Authorized Installations means the defined number of copies or instances of the Software that may be installed and used by Licensee for use by the Associated Users, limited to the number of Associated Installations and Associated Users, as designated in the quote/receipt/invoice issued by yWorks.
Authorized Use means access to and use of the Software functionality by Associated Users for the purpose of creating diagrams within the Confluence enterprise wiki.
License Fee is a one-time fee paid by Licensee to yWorks for the use of the Software in accordance with the terms of this Agreement.
3. Grant of License
Subject to the terms of this Agreement, yWorks hereby grants to Licensee a perpetual, irrevocable (except pursuant to Clause 14 below), fully-paid, worldwide, non-exclusive, non-transferable (except pursuant to Clause 15 below) License to use Authorized Installations of the Software and allow its Associated Users the Authorized Use of the Software.
Except as described in this Agreement and save as provided in Clauses 10 and 11 below, the Software is provided on an "as is" basis and to the maximum extent permitted by law comes without warranty, express or implied, of any kind or nature, including, but not limited to, any warranties of performance or merchantability or fitness for a particular purpose. There is no warranty that the product will be complete or error-free or that the Software will function without interruption.
5. License Key and Software Download
Upon payment of the license fees for the Software, Licensor will make the License Key and - if required - access to the Software download available to Licensee.
6. Software Service and License Renewal
Except for owners of a cost free Associated Installation of Confluence the Software Services will commence upon delivery of the License Key.
The initial Software Service term starts with delivery of the License Key to Licensee and expires after a period of one (1) year.
During the Software Service term, Licensee receives access to Software updates and feature upgrades as well as technical support as provided through Licensor's website http://www.yworks.com/diagramsforconfluence/support.
At expiration of the Software Service term, Software Service discontinues unless Licensee renews Software Service for a successive term of one (1) year by purchasing a License Renewal. Subsequent License Renewal will commence at the expiration date of the previous Software Service term, regardless of when the License Renewal is purchased.
7. License Upgrade
Licensee can upgrade the number of Associated Users at any time by purchasing a License Upgrade. All data is seamlessly upgraded. Upgrades include one (1) year of Software Service commencing from the date the License Upgrade has been purchased. This will override any existing Software Service or License Renewal period.
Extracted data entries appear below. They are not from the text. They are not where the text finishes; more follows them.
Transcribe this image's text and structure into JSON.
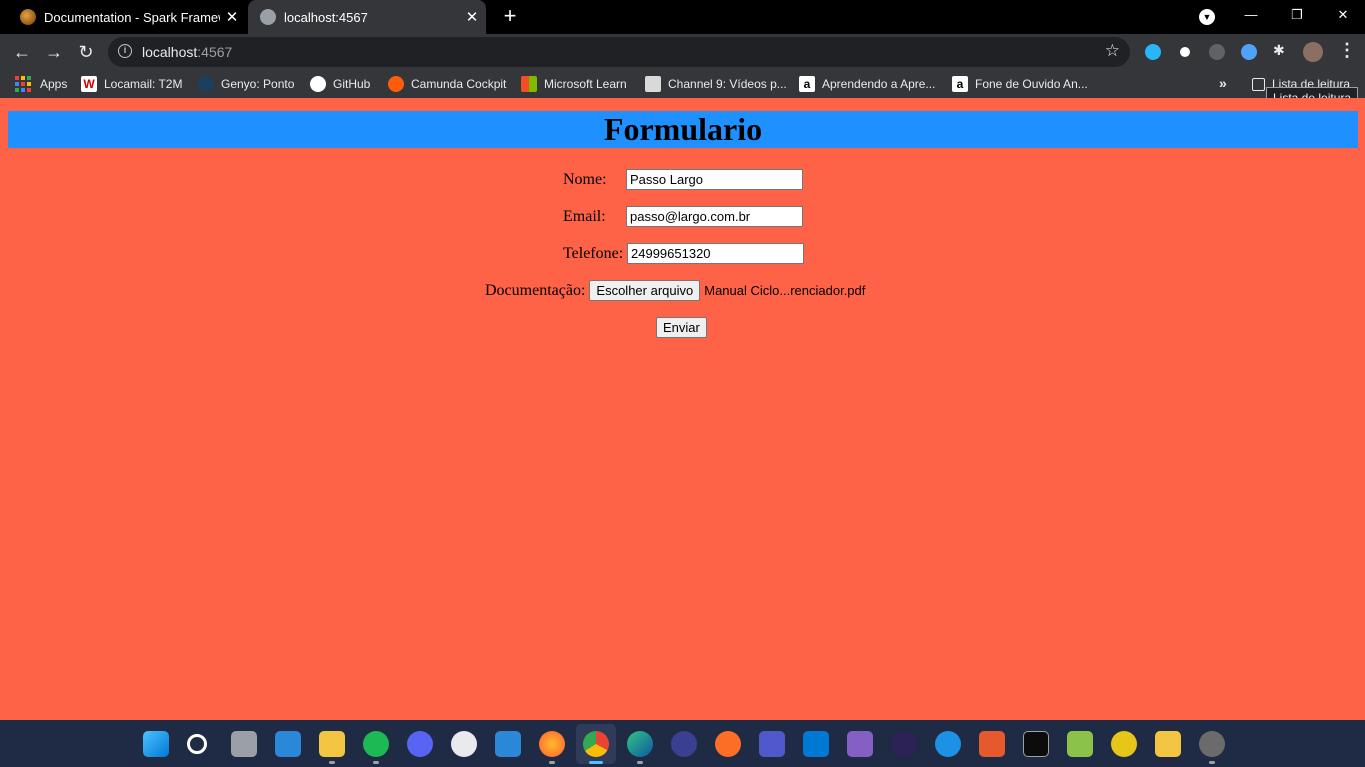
{
  "browser": {
    "tabs": [
      {
        "title": "Documentation - Spark Framewo",
        "active": false
      },
      {
        "title": "localhost:4567",
        "active": true
      }
    ],
    "address": {
      "host": "localhost",
      "port": ":4567"
    },
    "bookmarks": [
      {
        "label": "Apps",
        "icon": "apps-grid-icon"
      },
      {
        "label": "Locamail: T2M",
        "icon": "locamail-icon"
      },
      {
        "label": "Genyo: Ponto",
        "icon": "genyo-icon"
      },
      {
        "label": "GitHub",
        "icon": "github-icon"
      },
      {
        "label": "Camunda Cockpit",
        "icon": "camunda-icon"
      },
      {
        "label": "Microsoft Learn",
        "icon": "microsoft-icon"
      },
      {
        "label": "Channel 9: Vídeos p...",
        "icon": "channel9-icon"
      },
      {
        "label": "Aprendendo a Apre...",
        "icon": "amazon-icon"
      },
      {
        "label": "Fone de Ouvido An...",
        "icon": "amazon-icon"
      }
    ],
    "reading_list": {
      "label": "Lista de leitura",
      "tooltip": "Lista de leitura"
    }
  },
  "page": {
    "title": "Formulario",
    "fields": {
      "nome": {
        "label": "Nome:",
        "value": "Passo Largo"
      },
      "email": {
        "label": "Email:",
        "value": "passo@largo.com.br"
      },
      "telefone": {
        "label": "Telefone:",
        "value": "24999651320"
      },
      "documentacao": {
        "label": "Documentação:",
        "button": "Escolher arquivo",
        "filename": "Manual Ciclo...renciador.pdf"
      }
    },
    "submit": "Enviar"
  },
  "colors": {
    "page_bg": "#ff6347",
    "header_bg": "#1e90ff"
  }
}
8. Unauthorized Use or Distribution
Licensee may not, whether through deliberate or negligent act or act of omission, distribute or cause the distribution of the Software to any third party.
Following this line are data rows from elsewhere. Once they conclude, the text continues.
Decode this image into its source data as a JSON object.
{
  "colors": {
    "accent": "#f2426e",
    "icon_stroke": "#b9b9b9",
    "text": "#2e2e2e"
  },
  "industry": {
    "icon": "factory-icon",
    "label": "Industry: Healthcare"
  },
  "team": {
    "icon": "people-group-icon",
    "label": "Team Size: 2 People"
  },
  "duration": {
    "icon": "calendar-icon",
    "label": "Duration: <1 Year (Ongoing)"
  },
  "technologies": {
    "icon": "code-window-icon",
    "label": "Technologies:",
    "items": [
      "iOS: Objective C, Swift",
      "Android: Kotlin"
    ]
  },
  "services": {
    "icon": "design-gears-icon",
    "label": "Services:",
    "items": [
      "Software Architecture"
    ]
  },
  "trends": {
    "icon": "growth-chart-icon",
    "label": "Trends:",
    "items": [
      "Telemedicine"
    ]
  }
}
Licensee must ensure that only Associated Users gain access to the Software for Authorized Use.
Licensee shall promptly advise yWorks if Licensee becomes aware of any unauthorized use or distribution of the Software.
If yWorks reasonably believes that the Software has been distributed to or obtained by a third party outside the scope of this Agreement and in the sphere of responsibility of Licensee, yWorks shall have the right to request a certificate of compliance signed by an officer of Licensee and executed by Licensee's auditor at Licensee's cost that verifies Licensee's compliance with this Agreement. If any such audit reveals unauthorized use or distribution, Licensee shall reimburse Licensor for the License Fee Licensee should have paid for to comply with this Agreement.
9. License Restrictions
The following restrictions apply to the use of the Software as granted to Licensee under this Agreement. Under no circumstances shall Licensee:
(a) decompile, reverse engineer, disassemble, analyze, modify, adapt, convert, create derivative works from, or otherwise attempt to derive, the Software code;
(b) sell, sublicense, redistribute, reproduce, transmit, circulate, disseminate, translate or reduce to or from any electronic medium or machine readable form the Software or any data/information provided to the Licensee through the Software to another person (except that nothing in Clause 9(b) is intended to prevent Associated Users undertaking Authorized Use), vary or amend the Authorized Use without yWorks' prior written approval;
(c) remove, alter, or obscure any confidentially or proprietary notices (including copyright and trademark notices) of yWorks or its suppliers on, in, or displayed by the Software. In addition, the Software may include license protection mechanisms that are designed to manage and protect the intellectual property rights of yWorks. Licensee must not modify or alter those features to try to defeat the rules for using the Software that the license protection mechanisms are designed to enforce.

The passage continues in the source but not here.